D'argent, point de caché. Mais le Père fut sage
De leur montrer avant sa mort
Que le travail est un trésor .
pour ne pas citer JS BACH, à qui le dernier Chevreuse est dédié. Oui, si je voulais être pessimiste aujourd'hui, et conclure pour le boulanger et M. Melenchon, et les autres, je dirais que ce qui est effrayant aujourd'hui, notre mur d'Alsace Lorraine, c'est certes le chômage élévé, mais qu'il n'est que le résultat de nos erreurs, cf l'Allemagne. Les deux choses à vaincre au plus vite sont : un système éducatif qui produit 20 % de déchets, ne sachant a peine lire écrire compter, tout en coutant cher, et bien sûr, un endettement public colossal, qui signe la perte de notre indépendance et de notre liberté d'action. 2000 milliards, certes, un peu plus de 10 % de la richesse des français - mais que dirais je si j'avais un tel montant d'endettement ? - mais surtout qui empêche toute réaction. Imagine t'on que même en rendant 50 milliards par an, somme colossale - l'or de la banque de France, fruit des économies de 200 ans n'en représente que 100 - il faudrait au moins 50 ans, pour "être libre" ? A quoi servent toutes les oeuvres endormies dans les caves du Louvre et d'ailleurs ? Oui, la maison brûle, entourée de grands pyromanes.

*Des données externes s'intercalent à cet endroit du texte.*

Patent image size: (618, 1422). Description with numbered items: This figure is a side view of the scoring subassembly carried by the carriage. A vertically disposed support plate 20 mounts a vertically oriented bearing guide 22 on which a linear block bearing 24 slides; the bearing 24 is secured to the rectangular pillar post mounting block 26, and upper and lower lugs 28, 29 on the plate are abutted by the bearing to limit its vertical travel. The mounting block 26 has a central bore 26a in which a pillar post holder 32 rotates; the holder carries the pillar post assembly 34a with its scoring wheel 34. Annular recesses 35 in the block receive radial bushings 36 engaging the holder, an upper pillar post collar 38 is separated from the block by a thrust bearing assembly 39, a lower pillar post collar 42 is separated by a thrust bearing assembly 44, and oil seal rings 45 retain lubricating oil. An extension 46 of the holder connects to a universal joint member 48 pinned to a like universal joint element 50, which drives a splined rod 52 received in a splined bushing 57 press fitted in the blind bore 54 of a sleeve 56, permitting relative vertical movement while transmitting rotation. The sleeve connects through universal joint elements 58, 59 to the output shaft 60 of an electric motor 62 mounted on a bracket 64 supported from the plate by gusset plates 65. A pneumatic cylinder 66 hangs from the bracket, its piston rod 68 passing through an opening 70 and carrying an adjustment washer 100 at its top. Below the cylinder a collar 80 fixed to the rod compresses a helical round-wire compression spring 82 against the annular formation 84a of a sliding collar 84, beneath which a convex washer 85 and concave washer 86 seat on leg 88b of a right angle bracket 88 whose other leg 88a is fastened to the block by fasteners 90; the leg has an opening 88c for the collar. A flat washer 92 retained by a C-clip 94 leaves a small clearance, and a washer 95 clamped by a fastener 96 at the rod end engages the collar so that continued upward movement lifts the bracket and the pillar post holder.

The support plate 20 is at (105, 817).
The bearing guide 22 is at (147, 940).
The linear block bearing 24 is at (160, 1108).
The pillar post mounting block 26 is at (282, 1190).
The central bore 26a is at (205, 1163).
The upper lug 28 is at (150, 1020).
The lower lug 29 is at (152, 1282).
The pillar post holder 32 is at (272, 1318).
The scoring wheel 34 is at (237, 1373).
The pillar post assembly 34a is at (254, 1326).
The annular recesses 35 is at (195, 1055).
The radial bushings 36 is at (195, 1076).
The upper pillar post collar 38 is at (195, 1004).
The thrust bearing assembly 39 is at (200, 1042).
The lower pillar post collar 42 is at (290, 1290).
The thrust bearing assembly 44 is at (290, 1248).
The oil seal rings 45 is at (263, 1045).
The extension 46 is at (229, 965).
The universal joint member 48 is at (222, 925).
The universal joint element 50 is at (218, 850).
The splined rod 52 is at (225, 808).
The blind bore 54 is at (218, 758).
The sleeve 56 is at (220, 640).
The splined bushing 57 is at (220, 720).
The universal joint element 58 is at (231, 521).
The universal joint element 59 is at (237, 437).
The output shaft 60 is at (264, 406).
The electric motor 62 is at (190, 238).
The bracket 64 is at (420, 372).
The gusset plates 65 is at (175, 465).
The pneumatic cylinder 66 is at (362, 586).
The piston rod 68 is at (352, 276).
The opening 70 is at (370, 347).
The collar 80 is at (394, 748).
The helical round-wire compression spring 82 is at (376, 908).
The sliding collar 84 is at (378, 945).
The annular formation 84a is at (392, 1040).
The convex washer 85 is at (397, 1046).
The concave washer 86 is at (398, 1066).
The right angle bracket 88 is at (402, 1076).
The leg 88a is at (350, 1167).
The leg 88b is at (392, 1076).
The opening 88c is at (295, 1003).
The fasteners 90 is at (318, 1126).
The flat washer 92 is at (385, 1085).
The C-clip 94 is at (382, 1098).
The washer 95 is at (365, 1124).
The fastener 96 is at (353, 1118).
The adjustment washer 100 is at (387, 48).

C'est dire si nos défis sont grands. Pour redresser le pays, il faudra du temps. Et viendront d'autres défis en chemin. En 30 ans - 6 quinquennats, sans élection - Mattes a bien changé, certes, a presque annulé son endettement, mais l'horizon a reculé, avec de nouvelles difficultés : marchés, mortalité des vignes, questions sur les phyto, sur les sols. Mais ce que je peux dire à M. MELENCHON, d'ailleurs comme je me le répète avec regret - je pensais qu'avec le Temps viendraient le repos mérité, et une moins grande tension pour moi - c'est que l'époque des "bras croisés" n'est pas encore pour demain, code du travail ou pas. Et à M. GATTAZ, de ne pas se contenter d'être le fils de son père. Oui, il est probable que les paysans d'Ardèche ont encore à nous apprendre.